Há quem diga que sim. As mulheres estão se transformando em homens na precarização igual imposta pelo capitalismo neoliberal. O segundo passo dado pelas mulheres é o de se masculinizarem não no sentido dos homens mais velhos atuais. Elas se masculinizam imitando os rapazes de classe média, já completamente desinteressados em sexo-amor, a geração que se tornou cansada do sexo, exatamente a geração que parece que faz sexo por obrigação. Nesse caso, não raro, essas mulheres acabam criminalizando qualquer iniciativa masculina de abordá-las, até as mais doces, honestas inteligentes. A deserotização que é, na verdade, o mal uso corpo, tem sua face de crueldade, fruto da insensibilidade. Ela acolhe a violência e a crueldade, como no final da viagem de Ulisses.
Notas :
1 – Subjetividade maquínica: seguindo os textos de Deleuze e Guattari, os pensadores ligados ao pós-operaísmo italiano, como Toni Negri e Maurízio Lazzarato, o próprio Berardi e outros, tem utilizado e popularizado essa expressão.
3 – Berardi, F. Regina. Depois do futuro. São Paulo: Ubu Editora. Edição do Kindle, p. 140.
4 – Han, B.C. A salvação do belo.
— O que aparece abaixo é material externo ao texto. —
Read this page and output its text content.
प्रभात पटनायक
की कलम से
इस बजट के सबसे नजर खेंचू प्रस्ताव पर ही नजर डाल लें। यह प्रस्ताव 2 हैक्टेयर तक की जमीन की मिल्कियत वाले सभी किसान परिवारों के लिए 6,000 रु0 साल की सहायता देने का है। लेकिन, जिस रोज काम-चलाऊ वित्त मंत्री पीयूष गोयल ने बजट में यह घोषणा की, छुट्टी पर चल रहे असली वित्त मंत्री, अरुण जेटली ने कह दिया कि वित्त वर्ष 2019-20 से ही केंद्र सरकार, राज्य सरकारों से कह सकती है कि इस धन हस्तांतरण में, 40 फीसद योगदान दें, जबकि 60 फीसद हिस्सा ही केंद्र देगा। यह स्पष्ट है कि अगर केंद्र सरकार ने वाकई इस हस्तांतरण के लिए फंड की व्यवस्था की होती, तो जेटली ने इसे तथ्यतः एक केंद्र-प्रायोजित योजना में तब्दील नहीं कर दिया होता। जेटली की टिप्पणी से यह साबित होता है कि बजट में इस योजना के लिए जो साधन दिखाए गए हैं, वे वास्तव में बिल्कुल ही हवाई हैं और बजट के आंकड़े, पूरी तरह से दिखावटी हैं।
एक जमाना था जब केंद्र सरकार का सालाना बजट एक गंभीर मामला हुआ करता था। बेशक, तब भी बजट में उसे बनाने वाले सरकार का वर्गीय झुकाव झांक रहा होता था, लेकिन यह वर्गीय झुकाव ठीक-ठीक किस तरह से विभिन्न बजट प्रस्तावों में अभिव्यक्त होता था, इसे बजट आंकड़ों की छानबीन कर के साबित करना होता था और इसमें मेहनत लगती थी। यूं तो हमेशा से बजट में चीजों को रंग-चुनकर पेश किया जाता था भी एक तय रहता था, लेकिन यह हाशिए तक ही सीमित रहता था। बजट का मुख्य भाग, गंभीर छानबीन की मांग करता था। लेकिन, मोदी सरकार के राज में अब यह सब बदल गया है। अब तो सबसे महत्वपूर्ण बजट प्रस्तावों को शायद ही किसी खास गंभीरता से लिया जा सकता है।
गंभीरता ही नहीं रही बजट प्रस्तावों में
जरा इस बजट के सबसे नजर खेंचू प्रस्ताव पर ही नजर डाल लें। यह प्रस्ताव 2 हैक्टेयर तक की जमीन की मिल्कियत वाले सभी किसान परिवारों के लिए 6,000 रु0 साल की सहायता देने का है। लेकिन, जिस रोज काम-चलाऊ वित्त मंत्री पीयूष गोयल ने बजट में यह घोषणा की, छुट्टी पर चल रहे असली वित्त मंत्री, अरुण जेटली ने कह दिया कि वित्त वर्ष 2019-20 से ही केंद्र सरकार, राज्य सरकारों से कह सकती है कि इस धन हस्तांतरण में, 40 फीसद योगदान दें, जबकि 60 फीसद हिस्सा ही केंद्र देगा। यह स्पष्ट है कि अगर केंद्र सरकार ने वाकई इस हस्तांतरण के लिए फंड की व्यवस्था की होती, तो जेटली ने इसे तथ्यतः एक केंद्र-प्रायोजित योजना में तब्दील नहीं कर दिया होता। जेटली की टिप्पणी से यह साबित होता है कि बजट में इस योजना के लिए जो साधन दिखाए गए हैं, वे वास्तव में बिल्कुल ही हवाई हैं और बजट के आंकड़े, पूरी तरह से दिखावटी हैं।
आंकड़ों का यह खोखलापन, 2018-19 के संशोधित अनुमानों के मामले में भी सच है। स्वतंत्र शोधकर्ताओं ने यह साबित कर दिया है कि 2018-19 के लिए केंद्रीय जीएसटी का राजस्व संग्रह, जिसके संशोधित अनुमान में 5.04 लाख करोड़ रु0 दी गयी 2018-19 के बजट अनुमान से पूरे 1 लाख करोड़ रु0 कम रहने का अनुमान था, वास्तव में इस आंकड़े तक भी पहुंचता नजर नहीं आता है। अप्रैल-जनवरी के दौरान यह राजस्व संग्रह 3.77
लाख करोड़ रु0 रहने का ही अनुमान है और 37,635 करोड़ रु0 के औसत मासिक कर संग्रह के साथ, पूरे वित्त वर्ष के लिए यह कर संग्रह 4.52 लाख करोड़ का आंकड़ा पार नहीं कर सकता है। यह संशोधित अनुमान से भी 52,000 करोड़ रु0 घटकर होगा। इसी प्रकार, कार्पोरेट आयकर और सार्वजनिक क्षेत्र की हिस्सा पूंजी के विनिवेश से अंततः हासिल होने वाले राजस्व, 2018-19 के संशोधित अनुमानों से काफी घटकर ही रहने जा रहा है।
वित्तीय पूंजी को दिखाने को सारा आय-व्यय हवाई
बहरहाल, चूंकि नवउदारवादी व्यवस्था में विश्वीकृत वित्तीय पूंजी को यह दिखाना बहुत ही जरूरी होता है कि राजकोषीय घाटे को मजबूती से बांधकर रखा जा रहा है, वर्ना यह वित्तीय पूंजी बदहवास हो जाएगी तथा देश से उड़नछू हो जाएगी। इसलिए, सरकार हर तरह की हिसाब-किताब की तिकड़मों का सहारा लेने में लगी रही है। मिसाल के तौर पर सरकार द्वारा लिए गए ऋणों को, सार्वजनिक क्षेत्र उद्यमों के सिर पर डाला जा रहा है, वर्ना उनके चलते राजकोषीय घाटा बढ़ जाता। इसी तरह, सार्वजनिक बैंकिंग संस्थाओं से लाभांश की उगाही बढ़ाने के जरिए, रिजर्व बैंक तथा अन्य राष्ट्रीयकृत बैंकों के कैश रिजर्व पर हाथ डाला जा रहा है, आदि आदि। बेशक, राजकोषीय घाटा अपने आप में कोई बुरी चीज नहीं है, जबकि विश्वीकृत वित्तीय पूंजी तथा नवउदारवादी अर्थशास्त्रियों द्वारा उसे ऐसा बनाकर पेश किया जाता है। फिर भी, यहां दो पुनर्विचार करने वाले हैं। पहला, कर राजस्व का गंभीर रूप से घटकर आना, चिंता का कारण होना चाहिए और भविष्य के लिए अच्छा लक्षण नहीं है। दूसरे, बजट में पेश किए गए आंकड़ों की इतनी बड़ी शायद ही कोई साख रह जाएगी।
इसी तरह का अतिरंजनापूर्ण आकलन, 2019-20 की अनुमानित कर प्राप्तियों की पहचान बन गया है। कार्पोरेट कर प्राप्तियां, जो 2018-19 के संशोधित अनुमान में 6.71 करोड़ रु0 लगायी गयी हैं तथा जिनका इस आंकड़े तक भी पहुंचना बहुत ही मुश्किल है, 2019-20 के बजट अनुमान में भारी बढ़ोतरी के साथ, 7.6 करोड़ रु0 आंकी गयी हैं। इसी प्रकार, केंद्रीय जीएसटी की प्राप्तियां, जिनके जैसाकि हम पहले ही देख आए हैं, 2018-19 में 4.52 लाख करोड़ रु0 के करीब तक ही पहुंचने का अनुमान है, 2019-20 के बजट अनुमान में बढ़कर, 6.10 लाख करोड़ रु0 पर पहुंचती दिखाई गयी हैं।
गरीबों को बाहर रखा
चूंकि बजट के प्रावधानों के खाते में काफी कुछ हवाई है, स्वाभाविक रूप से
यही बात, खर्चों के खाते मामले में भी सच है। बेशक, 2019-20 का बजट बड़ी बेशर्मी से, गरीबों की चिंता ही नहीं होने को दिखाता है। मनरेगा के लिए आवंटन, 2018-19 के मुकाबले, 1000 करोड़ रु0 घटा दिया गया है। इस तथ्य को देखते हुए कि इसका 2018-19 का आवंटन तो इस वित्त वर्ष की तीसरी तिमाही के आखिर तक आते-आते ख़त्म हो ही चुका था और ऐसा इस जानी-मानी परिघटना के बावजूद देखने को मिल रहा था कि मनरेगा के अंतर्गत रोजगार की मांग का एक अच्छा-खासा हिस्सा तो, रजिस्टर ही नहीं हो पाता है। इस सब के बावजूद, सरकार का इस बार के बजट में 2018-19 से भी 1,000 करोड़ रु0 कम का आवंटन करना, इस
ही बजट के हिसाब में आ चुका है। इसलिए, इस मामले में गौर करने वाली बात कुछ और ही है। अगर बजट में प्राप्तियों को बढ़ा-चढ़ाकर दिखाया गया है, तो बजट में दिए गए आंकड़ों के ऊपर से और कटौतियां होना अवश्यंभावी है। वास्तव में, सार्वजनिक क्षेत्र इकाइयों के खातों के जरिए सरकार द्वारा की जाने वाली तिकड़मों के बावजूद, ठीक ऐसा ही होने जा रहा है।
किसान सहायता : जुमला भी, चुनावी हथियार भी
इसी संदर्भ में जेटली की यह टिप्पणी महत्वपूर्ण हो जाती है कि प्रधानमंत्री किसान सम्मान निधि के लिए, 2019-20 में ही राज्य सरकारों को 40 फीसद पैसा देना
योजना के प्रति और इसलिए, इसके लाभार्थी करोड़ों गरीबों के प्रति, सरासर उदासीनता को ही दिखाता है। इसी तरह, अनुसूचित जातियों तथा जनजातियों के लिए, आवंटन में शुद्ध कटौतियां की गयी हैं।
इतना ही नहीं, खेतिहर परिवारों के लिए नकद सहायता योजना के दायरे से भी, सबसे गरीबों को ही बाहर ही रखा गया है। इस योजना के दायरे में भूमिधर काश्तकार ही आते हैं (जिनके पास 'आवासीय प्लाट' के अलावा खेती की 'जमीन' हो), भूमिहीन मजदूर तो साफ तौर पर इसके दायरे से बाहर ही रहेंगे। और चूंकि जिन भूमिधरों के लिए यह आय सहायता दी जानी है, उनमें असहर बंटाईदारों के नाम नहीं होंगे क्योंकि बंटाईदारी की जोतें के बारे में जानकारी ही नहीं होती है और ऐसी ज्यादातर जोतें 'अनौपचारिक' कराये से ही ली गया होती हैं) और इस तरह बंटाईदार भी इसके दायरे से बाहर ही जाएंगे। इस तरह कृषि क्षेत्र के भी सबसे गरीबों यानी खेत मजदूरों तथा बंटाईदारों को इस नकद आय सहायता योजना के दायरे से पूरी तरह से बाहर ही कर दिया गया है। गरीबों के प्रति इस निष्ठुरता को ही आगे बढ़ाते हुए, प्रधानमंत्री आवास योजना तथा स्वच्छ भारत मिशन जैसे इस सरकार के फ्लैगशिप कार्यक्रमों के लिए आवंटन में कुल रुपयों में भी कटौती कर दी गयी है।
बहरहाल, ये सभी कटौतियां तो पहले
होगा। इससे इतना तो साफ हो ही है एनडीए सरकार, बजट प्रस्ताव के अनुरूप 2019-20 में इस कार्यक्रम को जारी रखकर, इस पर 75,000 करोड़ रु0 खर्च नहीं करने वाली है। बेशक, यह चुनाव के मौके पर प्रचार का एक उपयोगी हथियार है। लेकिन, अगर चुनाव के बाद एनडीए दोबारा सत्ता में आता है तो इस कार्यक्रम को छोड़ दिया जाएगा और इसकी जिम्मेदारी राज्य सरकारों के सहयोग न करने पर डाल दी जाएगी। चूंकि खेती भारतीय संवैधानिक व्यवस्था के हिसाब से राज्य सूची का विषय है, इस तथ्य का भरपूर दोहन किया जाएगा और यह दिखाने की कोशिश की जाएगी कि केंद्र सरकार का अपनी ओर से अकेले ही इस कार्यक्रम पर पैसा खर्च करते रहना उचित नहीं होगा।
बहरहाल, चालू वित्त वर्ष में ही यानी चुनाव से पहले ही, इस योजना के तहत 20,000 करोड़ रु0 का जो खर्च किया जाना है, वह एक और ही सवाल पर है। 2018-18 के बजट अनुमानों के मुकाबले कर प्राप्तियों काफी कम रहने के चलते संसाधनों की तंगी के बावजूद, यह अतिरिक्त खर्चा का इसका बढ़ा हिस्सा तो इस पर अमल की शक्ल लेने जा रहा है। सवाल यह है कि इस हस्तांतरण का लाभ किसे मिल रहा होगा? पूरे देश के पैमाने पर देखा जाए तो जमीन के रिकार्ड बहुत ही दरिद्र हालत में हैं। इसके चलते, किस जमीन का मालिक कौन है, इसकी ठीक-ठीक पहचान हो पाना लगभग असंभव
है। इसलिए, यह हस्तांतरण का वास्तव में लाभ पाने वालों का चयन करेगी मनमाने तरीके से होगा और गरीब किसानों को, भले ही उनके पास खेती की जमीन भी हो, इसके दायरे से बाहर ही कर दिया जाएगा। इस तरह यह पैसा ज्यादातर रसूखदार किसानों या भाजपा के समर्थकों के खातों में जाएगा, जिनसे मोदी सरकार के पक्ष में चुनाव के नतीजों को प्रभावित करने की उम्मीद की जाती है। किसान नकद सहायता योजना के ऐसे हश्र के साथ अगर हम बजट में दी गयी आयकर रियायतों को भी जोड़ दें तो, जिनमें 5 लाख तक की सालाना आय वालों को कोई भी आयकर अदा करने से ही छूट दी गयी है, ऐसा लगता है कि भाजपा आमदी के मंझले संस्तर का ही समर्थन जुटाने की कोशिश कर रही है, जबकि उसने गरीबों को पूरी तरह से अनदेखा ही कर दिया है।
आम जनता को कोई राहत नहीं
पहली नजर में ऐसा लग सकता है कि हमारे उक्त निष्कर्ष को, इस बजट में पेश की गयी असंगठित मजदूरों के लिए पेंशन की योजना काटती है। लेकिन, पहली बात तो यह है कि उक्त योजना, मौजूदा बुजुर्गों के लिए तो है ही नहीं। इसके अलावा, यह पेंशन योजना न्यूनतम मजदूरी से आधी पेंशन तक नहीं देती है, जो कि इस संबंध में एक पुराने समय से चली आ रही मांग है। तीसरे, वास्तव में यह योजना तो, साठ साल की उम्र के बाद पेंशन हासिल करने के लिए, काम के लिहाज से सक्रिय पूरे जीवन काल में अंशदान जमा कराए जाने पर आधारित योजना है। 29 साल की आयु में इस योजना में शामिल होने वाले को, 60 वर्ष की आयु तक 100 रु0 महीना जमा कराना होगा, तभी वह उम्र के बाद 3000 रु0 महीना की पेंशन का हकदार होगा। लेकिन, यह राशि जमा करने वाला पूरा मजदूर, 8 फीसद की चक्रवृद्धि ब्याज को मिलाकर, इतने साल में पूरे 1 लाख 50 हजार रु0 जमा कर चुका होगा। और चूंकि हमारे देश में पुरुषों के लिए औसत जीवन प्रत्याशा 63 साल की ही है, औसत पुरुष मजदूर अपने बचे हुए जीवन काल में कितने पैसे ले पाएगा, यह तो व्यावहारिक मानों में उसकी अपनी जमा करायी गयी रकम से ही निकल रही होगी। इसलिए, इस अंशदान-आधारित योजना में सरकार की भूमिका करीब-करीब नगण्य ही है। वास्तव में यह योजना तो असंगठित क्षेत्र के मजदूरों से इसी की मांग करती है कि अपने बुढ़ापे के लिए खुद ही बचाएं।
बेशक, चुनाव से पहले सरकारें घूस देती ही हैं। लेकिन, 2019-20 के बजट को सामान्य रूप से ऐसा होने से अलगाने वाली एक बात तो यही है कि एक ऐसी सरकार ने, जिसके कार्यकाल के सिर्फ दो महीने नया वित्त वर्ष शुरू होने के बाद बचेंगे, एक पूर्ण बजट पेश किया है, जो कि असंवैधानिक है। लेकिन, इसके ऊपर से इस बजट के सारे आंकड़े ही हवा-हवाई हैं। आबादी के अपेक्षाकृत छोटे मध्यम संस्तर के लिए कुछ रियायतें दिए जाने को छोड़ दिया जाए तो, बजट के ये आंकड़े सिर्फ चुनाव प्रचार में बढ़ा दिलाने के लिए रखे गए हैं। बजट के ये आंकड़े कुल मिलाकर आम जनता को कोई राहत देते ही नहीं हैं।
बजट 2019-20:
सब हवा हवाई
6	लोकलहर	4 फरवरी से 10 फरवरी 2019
Petrópolis: Vozes, 2019.
5- Han, B.C. A sociedade do cansaço. Petrópolis: Vozes, 2015, pp. 23-25.
7 – Ver: Crary, J. 24/7: Capitalismo tardio e os fins do sono. São Paulo; Ubu, 2015.
8 – Breton, D. Desaparecer de si. Petrópolis: Vozes, 2018, pp. 11-12.
9 – Sobre isso ver: Ghiraldelli, P. Marx, Nietzsche e o valor. São Paulo: CEFA Editorial, 2021.
10 – Ghiraldelli, P. Para ler Sloterdijk. Rio de Janeiro: Via Verita, 2017.
12- Ver: Ghiraldelli, P. O que é Dialética do Iluminismo. São Paulo: Manole, 2007.
Muito obrigado professor, leio todos seus artigos. Por favor continue postando e colocando as referências dos livros. Sigo suas referências literárias.